The Herald and News, October 18, 1971

25 years ago

They can approach without a sound, and at night without being seen—until it is too late.

Three Klamath Falls city police reserve officers are cruising the streets on 21-speed, silent-shifting mountain bikes and taking criminals by surprise.

This summer, the officers—Jeff Hutchinson, Kent Oldham and Chris Bason—spent 30 to 50 hours a month on the streets, mainly in Mills Addition and Downtown. The hope is to fight crime by talking to neighborhood residents and being a less intimidating presence than officers in patrol cars.

It’s working. The three have made numerous drug busts and cited juveniles for being in possession of tobacco and other drugs.

The police-on-bikes method also is effective at high school games and for stopping parking lot car thieves during events such as Ross Ragland Theater concerts.

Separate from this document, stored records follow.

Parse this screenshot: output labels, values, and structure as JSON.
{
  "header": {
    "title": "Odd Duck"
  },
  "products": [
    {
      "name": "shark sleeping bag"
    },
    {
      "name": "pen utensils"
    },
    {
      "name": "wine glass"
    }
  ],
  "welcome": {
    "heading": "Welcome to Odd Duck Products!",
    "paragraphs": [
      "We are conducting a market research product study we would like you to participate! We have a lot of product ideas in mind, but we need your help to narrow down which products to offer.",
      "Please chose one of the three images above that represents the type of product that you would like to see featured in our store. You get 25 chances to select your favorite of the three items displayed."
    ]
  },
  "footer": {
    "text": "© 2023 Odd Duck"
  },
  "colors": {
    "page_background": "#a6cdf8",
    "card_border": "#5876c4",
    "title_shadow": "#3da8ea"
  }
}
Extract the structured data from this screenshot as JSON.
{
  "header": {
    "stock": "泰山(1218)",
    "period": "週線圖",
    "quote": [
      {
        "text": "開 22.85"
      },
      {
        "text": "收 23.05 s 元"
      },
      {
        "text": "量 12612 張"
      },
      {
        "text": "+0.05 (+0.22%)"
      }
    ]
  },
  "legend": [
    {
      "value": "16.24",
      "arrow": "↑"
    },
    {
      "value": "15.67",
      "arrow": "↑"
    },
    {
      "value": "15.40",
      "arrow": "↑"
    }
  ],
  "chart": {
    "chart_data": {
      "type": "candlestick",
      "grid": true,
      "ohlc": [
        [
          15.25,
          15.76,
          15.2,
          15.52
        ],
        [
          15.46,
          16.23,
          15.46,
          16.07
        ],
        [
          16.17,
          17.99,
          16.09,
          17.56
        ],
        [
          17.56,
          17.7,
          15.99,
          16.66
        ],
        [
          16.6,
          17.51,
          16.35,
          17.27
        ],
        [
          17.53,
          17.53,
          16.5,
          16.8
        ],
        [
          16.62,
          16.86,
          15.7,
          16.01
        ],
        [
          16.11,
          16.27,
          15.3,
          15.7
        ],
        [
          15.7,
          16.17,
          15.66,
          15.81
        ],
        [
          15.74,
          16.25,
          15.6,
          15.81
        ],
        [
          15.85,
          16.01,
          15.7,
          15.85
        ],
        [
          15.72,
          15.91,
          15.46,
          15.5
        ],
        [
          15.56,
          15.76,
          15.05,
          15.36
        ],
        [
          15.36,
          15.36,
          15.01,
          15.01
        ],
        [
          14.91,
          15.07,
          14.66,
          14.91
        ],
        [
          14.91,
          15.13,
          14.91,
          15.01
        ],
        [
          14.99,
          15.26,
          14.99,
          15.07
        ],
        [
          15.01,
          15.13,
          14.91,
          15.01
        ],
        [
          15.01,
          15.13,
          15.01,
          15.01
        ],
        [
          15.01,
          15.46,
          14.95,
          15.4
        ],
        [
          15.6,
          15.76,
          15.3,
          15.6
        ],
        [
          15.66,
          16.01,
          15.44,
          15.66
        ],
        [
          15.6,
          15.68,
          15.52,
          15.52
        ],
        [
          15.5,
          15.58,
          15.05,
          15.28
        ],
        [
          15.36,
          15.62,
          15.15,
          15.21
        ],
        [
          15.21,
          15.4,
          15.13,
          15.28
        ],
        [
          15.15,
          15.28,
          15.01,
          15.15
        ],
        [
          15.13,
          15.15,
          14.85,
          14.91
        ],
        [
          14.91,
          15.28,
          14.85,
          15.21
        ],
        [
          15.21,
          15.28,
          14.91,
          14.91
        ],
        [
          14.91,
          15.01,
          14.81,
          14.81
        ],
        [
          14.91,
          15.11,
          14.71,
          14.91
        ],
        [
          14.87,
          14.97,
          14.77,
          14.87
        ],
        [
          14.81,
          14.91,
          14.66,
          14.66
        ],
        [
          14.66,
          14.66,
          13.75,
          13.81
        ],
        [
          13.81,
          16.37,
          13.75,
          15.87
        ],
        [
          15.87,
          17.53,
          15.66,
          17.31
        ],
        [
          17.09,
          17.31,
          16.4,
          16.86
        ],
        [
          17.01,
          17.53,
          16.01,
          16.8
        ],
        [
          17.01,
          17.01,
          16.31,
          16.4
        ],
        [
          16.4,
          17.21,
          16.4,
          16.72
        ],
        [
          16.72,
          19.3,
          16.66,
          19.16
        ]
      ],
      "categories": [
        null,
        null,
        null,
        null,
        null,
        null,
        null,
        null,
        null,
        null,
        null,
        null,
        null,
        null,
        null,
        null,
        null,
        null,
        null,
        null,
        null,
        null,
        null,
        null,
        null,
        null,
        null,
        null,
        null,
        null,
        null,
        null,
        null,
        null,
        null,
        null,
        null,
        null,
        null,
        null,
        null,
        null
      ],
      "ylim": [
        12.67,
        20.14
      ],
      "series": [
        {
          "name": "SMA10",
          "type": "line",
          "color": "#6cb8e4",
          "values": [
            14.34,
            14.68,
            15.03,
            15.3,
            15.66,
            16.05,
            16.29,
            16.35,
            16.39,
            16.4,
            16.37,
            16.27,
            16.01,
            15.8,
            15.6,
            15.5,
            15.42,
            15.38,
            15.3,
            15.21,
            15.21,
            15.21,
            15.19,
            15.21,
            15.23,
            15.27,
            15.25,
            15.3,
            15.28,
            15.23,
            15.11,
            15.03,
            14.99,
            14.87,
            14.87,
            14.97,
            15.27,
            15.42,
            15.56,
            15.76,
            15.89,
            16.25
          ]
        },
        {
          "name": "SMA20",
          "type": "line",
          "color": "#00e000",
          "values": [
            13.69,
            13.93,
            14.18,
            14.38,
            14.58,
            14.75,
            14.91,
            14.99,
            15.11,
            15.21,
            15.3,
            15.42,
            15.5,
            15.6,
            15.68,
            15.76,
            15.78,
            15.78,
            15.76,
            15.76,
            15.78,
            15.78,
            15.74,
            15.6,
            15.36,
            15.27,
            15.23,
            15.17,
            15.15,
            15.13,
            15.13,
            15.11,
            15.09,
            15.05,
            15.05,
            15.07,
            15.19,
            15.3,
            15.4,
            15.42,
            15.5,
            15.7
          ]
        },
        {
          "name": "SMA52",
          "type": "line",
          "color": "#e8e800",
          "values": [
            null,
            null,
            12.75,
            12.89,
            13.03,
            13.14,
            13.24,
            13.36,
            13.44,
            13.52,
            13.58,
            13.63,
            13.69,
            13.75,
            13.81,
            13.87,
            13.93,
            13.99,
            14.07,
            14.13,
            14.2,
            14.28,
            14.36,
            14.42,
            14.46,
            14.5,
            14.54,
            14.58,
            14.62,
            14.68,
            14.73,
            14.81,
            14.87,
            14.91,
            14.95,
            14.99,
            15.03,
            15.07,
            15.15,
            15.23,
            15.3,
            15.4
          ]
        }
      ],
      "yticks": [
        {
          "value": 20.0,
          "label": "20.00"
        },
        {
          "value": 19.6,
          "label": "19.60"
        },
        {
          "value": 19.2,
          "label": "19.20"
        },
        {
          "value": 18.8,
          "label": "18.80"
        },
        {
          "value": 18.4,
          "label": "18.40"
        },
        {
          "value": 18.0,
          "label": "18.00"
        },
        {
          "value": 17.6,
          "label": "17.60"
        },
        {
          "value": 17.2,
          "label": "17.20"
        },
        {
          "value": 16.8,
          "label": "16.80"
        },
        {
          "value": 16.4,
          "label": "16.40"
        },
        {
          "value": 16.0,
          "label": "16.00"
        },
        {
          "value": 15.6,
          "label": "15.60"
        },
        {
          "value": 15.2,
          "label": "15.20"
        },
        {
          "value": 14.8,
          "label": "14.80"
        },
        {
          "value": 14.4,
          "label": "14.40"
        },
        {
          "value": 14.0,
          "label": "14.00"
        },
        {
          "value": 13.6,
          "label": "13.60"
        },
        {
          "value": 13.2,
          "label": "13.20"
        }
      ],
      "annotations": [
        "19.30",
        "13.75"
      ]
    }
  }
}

The bicycles are equipped with large flashlights, black bags with citation books and other necessities. The officers themselves carry radios and guns and wear white bicycle helmets marked “police.”

The time they spend on the streets is voluntary and unpaid. The three also have paid jobs.

The Herald and News, October 22, 1996

10 years ago

The Fort Klamath Store is this ranching community’s place to gather.

“This is where people come to sit and have a cup of coffee and talk about the weather, where tourists come to see cowboys,” said Cheri Wilcox, who co-owns the store with her husband, Mark.

As of Nov. 1, locals and passerby will have to find a new spot to haunt and hang out. The store, which opened in the late 1890s, will close Halloween night. There are no plans for it to reopen.

Wilcox says Fort Klamath long-timers believe the closure is the first in the store’s history.

“It’s been getting progressively worse,” she says of business.

After talking about selling or closing the store over the past five years, they reluctantly decided to turn over the store, their nearby home and other buildings on the three-acre parcel back to the bank.

The Wilcoxs recalled marriages, babies who are now young adults, friends like Roger Nicholson, who depends on the store for Planter’s Peanut bars, Japanese tourists eager to eat real cowboy food, and customers “who’ve driven hundreds of miles just to come and have one of our homemade donuts and a cup of coffee, or to have some of our famous homemade chili or sometimes both.